Fenomena ini semakin menjamur, bahkan sering dijadikan sebagai candaan. Yang lebih parah justru menjadi tren bagi mereka yang belum berstatus suami istri, memanfaatkan malam Jumat sebagai malam pelampiasan hawa nafsu. Alasannya, karena sunah. Menurut paparan Ust. Muhammad Qosim, Lc aktivitas semacam itu bahkan telah menjadi kode khusus untuk melakukan zina. Dengan berdalih “sunah rasul” banyak dari mereka yang tak memahami justru menggunakannya untuk praktik tercela.
Lalu, sebenarnya yang benar bagaimana? Hadis yang merujuk pada aktivitas seksual ada. Ust. Khalid menjelaskan lebih lanjut bahwa yang disunahkan justru pada pagi di hari jumat. Dianjurkan berhubungan badan antara suami-istri, menyatukan mandi dengan mandi Jumat, menggunakan  pakaian terbaik, memakai wewangian, mendatangi masjid di awal waktu, mendengarkan khutbah, maka dosanya akan diampuni di antara dua Jumat. Nah, yang masih sering salah kaprah, dan menjadikan kata “sunah” di malam Jumat sebagai candaan dan dibagi secara luas untuk lucu-lucuan, kudu istghfar.
Sudah dipahami bahwa, Jumat baik malam maupun harinya penuh dengan kemuliaan. Untuk memuliakannya, tentu harus tetap mengacu kepada ajaran Rasulullah yang mulia. Hari Jumat, disebut penghulu hari, hari raya setiap pekan, dengan beragam keutamaan.
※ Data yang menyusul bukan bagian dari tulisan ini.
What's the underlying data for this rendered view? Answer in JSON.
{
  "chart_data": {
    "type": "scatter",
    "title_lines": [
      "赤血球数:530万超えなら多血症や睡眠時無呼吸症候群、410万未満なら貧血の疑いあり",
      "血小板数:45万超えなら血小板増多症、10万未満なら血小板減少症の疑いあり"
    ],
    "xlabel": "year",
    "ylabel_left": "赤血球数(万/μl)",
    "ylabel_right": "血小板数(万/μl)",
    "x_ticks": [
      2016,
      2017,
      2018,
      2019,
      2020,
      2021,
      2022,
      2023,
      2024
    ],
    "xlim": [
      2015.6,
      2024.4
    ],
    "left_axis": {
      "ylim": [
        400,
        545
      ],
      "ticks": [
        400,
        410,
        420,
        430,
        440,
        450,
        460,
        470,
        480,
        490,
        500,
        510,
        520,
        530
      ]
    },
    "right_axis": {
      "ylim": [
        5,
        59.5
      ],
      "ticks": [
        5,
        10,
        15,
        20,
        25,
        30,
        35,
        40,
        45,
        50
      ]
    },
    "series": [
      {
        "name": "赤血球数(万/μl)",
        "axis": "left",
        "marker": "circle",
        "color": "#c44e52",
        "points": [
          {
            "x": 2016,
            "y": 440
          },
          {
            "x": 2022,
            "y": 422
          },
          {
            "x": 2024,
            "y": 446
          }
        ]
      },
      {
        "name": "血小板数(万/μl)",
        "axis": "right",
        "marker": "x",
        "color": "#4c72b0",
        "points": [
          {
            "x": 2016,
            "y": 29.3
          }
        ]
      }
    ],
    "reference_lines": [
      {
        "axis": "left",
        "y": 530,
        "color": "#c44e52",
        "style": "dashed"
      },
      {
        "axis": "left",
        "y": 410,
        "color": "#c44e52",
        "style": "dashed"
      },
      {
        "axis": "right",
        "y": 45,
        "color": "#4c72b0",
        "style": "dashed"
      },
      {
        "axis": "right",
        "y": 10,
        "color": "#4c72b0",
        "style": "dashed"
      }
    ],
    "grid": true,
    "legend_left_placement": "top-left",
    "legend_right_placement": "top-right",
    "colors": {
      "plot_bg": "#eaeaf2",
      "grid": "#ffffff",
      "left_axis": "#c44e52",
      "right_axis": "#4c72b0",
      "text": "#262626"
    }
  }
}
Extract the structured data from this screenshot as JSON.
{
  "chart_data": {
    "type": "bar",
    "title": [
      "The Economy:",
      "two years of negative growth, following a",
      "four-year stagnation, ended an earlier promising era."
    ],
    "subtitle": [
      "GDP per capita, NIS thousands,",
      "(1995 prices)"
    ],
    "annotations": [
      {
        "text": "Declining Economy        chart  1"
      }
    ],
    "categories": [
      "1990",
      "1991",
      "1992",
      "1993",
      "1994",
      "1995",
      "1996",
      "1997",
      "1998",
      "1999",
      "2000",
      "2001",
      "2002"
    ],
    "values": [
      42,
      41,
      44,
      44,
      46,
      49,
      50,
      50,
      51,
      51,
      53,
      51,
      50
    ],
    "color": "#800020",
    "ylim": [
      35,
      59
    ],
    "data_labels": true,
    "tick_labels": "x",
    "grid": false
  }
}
Beberapa hal yang berkaitan dengan sunah rasul pada Jumat sebagai berikut:
Pertama, membaca surah Al-Kahfi. Mereka yang mengamalkan sunnah ini akan mendapatkan keutamaan berupa “terang cahaya” di antar dua Jumat. Hal ini mengacu pada hadis yang disampaikan oleh Abu Said Al-Qudri.
Kedua, memperbanyak membaca salawat nabi. Nabi mengatakan bahwa hari yang paling utama adalah Jumat, maka  perbanyaklah salawat sebab ia akan sampai kepadaku. Ini mengacu pada hadis yang diriwayatkan oleh Abu Dawud, Ibnu Majah, dan Nasai.
Ketiga, memperbanyak doa dan zikir. Hal ini telah dimaklumi sebab Jumat telah dimuliakan, da nada beberapa waktu khusus tempat doa dapat lekas dikabulkan. Saat di antara dua khutbah dan saat matahari tergelincir jelang magrib.
Keempat, bagi yang memimpin salat Subuh di hari Jumat membaca Surat As-Sajadah pada rakaat pertama dan Surat Al-Insan di rakaat kedua. Ini merujuk pada hadis yang dituturkan oleh Abu Hurairah diriwayatkan oleh muslim.
Nah, sesuai dengan paparan di atas, sudah pada ngeh kan tentang sunah Jumat. Jangan salah kaprah lagi!